We created our firm specifically for foreign investors, for whom there are multiple conditions to consider when coming to Turkey. More accurately, they face certain obstacles to overcome before they can invest here. The most important of these is finding a quality consulting service. And then there is the language issue. Although most foreign investors conduct their business negotiations and complete their agreements in English, they prefer their own language when it comes to speaking with advisors. Once they are past this first obstacle, they face the problem of finding tax and accounting advisors who speak their language. Investors locate them either through advisors in their home country, through chambers of commerce, or their consulate. It is advantageous if the consultant here also has offices in their country. Either way, it is important for the consultation office to have a solid grasp of foreign languages, which is our specialty. We have an office in Munich, and are in the process of opening one in Berlin. In this manner, German investors can easily access us in their own country, providing an extra level of confidence. A second advantage, in addition to our attorneys being fluent in a foreign language, is that we also place great importance on their being highly educated; most hold Master's degrees. We also support those who pursue their Master's and PhDs while working. Our third advantage is that we provide accounting services and advice, enabling the synchronization of their accounting systems with accounting systems here. We can also act as interim management for a limited period.

How would you characterize the current regulatory or legal environment for foreign investors in Turkey?

The laws of Turkey are modern laws adapted from other countries. For example, our trade, business, and criminal laws are practically a translation of German laws.

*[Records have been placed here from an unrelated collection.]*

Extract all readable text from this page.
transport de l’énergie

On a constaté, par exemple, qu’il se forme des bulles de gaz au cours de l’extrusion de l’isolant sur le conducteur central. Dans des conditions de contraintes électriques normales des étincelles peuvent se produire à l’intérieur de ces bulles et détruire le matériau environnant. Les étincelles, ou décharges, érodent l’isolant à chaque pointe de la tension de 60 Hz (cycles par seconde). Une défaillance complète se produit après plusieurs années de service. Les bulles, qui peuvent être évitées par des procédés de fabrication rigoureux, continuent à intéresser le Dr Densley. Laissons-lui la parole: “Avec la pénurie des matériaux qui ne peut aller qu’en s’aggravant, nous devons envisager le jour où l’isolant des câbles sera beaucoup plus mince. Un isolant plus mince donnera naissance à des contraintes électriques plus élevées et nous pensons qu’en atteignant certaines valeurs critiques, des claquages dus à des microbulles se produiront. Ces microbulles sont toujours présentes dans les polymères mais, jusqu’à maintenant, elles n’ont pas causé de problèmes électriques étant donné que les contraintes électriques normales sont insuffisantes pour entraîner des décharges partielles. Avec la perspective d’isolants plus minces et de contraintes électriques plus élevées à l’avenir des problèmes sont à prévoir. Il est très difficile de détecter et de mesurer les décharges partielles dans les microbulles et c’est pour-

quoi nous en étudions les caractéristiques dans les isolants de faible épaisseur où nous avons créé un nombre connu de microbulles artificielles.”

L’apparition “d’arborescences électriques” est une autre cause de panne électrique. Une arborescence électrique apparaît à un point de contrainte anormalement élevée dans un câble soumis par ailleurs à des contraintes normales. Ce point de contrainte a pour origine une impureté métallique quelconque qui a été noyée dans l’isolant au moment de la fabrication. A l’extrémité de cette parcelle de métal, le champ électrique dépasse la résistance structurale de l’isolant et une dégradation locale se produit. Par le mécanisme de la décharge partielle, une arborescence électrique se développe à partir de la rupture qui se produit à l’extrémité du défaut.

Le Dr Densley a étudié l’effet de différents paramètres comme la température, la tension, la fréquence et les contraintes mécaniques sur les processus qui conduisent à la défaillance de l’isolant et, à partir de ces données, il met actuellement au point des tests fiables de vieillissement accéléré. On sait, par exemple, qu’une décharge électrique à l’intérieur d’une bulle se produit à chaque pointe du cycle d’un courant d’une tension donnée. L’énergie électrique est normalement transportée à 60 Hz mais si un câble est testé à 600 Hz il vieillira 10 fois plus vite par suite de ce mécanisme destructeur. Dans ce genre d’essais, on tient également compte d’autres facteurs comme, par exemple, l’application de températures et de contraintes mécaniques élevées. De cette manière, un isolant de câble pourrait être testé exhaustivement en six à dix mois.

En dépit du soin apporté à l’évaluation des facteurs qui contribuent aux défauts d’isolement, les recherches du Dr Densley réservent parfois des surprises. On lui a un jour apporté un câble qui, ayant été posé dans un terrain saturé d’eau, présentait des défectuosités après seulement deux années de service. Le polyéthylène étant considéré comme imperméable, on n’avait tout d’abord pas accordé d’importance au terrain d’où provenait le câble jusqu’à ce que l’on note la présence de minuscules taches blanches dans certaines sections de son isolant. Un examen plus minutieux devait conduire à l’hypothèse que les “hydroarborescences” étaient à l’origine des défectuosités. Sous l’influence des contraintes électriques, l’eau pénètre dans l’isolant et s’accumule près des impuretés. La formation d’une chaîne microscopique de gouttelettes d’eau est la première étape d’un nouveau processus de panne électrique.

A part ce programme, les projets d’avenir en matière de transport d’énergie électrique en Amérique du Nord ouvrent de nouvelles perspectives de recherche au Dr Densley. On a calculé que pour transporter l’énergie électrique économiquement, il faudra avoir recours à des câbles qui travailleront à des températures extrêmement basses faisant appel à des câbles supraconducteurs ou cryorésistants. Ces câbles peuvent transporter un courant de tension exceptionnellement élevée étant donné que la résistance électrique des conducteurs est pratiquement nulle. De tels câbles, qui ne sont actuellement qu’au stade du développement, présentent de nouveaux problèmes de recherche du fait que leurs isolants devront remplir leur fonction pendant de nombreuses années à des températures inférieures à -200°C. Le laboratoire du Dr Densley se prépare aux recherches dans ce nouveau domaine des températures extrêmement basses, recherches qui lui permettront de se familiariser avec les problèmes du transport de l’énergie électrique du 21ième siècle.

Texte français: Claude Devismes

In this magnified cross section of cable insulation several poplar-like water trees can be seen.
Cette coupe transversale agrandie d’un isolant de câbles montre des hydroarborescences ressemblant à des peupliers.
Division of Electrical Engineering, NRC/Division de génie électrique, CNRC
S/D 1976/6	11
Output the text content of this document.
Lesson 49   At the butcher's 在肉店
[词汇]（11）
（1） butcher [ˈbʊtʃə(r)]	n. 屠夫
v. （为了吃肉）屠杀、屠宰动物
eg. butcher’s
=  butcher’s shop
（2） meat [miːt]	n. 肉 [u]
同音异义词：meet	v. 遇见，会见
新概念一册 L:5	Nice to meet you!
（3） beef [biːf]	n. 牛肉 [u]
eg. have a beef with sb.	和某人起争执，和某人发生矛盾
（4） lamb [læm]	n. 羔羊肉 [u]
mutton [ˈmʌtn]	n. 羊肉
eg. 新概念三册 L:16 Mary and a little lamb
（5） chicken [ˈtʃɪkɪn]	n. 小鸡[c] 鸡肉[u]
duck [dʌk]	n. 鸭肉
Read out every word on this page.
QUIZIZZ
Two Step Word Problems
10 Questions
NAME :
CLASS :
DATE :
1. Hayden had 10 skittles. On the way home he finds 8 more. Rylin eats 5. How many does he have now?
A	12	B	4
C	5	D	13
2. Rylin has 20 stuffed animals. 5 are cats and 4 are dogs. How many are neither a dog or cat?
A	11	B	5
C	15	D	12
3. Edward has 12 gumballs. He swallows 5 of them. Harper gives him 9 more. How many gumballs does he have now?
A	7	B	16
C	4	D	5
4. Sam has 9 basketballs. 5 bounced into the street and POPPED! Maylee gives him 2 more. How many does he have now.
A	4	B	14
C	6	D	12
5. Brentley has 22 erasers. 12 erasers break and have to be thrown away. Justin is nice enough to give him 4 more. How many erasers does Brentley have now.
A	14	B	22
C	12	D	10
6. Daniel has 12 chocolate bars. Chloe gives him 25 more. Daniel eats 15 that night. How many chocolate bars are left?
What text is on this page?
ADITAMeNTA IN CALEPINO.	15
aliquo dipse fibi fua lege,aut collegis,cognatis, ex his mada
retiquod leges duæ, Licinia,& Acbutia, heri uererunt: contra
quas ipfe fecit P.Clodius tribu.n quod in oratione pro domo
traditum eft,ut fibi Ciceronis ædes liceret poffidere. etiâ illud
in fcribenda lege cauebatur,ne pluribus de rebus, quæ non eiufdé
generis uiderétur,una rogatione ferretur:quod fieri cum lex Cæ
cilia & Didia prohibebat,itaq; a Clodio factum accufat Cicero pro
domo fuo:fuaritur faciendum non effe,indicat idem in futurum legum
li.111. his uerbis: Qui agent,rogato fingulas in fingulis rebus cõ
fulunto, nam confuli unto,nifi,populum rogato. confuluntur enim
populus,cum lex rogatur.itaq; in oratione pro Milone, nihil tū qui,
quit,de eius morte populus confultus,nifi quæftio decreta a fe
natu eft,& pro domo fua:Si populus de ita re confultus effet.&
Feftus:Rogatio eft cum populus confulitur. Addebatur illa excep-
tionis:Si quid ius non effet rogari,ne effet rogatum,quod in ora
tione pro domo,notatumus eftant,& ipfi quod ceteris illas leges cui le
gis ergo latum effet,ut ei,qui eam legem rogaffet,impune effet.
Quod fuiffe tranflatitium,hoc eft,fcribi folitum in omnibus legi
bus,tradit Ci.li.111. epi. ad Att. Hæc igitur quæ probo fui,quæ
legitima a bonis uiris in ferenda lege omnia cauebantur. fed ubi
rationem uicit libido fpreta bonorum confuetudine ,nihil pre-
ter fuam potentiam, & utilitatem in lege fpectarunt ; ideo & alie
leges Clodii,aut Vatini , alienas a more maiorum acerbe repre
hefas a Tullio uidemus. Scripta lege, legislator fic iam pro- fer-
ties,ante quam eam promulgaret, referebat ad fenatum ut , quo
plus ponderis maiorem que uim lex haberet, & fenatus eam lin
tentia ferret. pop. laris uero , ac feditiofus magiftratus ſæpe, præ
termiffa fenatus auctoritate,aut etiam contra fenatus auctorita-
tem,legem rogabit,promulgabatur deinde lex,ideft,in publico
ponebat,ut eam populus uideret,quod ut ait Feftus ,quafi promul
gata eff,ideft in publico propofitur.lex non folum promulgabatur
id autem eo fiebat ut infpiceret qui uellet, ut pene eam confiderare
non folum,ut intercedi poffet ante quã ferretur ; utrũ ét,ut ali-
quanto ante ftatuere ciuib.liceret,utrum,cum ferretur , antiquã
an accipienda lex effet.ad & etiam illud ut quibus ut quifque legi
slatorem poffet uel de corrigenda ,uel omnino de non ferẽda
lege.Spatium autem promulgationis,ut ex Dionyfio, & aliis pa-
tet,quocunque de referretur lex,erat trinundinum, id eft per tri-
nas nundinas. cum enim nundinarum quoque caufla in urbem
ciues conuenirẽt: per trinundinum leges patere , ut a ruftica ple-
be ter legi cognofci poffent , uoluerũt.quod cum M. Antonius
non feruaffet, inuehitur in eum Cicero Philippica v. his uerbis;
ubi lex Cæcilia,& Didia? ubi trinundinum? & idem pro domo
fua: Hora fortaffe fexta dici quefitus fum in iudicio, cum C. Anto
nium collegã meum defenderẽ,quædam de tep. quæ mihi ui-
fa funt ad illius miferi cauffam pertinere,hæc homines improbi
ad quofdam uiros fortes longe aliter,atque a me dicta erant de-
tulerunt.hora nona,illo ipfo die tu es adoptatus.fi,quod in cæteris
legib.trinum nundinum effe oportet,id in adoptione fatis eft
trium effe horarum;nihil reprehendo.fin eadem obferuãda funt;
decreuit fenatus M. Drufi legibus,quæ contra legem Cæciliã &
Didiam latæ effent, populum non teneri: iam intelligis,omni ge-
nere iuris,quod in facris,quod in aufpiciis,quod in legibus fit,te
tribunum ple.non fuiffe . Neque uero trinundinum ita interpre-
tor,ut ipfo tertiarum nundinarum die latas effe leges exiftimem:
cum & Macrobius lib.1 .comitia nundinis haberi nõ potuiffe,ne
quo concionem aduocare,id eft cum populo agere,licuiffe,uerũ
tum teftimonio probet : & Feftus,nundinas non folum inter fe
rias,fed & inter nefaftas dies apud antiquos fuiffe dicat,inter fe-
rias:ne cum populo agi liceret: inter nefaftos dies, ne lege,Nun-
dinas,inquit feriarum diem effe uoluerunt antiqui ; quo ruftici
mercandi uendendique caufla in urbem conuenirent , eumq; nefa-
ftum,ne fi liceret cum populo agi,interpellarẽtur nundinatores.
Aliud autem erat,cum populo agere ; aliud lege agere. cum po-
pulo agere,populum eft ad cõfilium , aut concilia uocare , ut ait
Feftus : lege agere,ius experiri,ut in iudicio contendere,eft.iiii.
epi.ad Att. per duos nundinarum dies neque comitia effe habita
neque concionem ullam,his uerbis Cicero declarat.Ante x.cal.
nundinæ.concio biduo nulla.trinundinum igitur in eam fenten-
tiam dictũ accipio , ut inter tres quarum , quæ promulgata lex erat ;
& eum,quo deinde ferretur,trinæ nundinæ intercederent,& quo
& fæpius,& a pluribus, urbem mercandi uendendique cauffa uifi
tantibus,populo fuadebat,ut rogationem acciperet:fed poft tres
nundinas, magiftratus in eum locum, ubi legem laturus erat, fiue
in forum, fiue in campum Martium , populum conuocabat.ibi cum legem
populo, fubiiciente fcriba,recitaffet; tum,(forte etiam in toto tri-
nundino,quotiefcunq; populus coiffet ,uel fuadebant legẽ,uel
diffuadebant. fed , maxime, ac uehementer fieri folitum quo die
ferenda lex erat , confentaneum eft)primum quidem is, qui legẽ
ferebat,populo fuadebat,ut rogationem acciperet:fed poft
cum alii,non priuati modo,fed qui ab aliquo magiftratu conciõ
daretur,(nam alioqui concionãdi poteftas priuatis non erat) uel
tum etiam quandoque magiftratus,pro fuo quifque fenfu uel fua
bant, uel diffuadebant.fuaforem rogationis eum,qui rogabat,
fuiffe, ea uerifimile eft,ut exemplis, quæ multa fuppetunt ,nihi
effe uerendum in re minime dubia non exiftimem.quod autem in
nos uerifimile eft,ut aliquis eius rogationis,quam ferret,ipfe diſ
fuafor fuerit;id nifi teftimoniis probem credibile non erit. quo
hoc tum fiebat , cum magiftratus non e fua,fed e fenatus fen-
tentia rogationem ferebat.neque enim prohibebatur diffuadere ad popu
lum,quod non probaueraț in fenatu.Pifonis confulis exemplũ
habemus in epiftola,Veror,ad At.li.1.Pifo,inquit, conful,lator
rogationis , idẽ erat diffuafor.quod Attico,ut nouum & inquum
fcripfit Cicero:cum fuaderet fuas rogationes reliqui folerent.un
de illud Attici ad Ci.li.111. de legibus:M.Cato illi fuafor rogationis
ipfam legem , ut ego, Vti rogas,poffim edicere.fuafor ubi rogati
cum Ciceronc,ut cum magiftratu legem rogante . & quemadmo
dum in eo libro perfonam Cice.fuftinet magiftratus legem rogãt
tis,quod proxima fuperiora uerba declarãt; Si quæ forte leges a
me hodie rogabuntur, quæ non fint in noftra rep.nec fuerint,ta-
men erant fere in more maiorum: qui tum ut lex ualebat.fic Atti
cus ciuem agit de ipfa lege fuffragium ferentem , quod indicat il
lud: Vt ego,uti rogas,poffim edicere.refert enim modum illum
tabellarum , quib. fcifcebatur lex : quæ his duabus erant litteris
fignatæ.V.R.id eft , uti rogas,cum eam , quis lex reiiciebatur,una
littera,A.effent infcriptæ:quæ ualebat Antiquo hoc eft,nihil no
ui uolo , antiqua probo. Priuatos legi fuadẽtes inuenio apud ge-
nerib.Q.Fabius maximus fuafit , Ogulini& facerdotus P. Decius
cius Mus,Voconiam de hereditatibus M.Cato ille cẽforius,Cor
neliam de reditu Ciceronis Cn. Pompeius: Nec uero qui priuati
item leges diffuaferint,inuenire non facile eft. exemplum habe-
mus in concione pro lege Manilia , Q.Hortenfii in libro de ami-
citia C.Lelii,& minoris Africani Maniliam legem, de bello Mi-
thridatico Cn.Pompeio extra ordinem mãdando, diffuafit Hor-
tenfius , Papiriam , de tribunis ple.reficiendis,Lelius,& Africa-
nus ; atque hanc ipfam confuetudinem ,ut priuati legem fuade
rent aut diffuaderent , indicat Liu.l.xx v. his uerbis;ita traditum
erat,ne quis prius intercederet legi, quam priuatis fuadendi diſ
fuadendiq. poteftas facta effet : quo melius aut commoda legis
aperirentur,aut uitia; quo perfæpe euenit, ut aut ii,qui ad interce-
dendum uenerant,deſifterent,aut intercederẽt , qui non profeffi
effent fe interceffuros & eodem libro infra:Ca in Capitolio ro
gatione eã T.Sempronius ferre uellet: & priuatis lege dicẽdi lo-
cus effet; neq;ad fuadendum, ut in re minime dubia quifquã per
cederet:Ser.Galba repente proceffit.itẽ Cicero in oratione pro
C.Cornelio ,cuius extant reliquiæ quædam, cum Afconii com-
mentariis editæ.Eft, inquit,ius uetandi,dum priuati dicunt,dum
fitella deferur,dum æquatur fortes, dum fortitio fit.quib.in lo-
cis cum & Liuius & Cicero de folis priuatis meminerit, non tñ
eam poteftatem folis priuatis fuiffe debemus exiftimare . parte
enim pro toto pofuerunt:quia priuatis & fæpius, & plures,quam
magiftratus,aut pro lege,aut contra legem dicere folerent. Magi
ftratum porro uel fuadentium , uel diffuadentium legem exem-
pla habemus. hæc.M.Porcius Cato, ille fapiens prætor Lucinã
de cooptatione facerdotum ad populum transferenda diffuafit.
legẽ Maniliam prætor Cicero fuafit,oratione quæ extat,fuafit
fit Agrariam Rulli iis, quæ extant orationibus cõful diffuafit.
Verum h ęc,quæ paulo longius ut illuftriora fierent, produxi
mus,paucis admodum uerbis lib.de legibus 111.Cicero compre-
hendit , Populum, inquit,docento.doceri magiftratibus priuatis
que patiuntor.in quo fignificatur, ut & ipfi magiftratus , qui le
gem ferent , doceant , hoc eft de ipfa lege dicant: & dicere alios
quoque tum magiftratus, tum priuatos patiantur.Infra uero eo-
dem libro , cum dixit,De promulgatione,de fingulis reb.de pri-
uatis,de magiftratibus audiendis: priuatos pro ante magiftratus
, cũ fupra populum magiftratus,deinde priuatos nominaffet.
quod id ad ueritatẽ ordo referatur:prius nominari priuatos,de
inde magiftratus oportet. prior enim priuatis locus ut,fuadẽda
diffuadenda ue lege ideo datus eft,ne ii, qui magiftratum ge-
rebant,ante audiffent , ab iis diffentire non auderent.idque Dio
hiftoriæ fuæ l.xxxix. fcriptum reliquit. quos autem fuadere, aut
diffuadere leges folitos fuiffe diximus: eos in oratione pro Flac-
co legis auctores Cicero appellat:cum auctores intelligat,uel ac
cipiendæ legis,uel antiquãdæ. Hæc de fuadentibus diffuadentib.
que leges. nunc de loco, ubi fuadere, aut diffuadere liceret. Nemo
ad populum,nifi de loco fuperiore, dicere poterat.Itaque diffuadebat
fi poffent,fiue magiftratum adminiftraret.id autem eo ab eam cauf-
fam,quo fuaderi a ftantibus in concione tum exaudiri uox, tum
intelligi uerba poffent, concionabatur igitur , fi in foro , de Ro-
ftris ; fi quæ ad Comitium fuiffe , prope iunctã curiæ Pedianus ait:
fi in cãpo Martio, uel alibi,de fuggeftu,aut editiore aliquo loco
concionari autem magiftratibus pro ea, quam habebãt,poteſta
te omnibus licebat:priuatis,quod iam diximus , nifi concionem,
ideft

When speaking to foreign investors, I give this example, which they like very much; our traffic laws are based on those of Germany, at least on paper. Our laws are fine, and all are modern; however, their implementation can be stressful. We take the traffic laws from Germany, but we apply the traffic patterns of Italy. Meanwhile, we have regulations specifically devised for FDI. Turkey has also signed international agreements, which protects foreign investors. Those familiar with Turkish culture and business practices should not anticipate any issues. Köksal Attorney Partnership is a bridge between foreign investors and Turkey. In general, Turkey's rules of law are in accordance with those of the EU. Investors are often concerned about, or have questions in reference to, legal security. For example, the Title and Trade Registers are very secure.

What advice would you give to a foreign investor considering investing in Turkey?

First, if they want to work with a Turkish partner, rather than talking business at their first meeting, they should instead have tea. In addition, they should not leave their tea half finished; they should absolutely finish the entire cup. This is more important than it may seem. They should be aware that the results of any discussion not made in the presence of the owner of the company are subject to change. Therefore, there is no need to put anything in writing at the first meeting. If the meetings reach the high-level decision makers, this is an indication that the Turkish partner is serious. From that point on, you can begin talking business. My second recommendation is that all written agreements be completed in both languages. For example, if one party speaks Turkish and the other German, the agreement contract should not be in English. Agreements should always be in their native language. Taking into consideration that Anglo-Saxon law and European law differs, they identify the differences in Anglo-Saxon terms. Turkey is a wide market. There is no doubt that the economy will continue to improve. This is not related to the elections. If investors are careful about these situations, they should not have any issues at the outset. Investors also need to be wary of using tax and legal advisors that are acquainted with the general management of the Turkish firms with whom they are doing business. This way there will be no conflicts.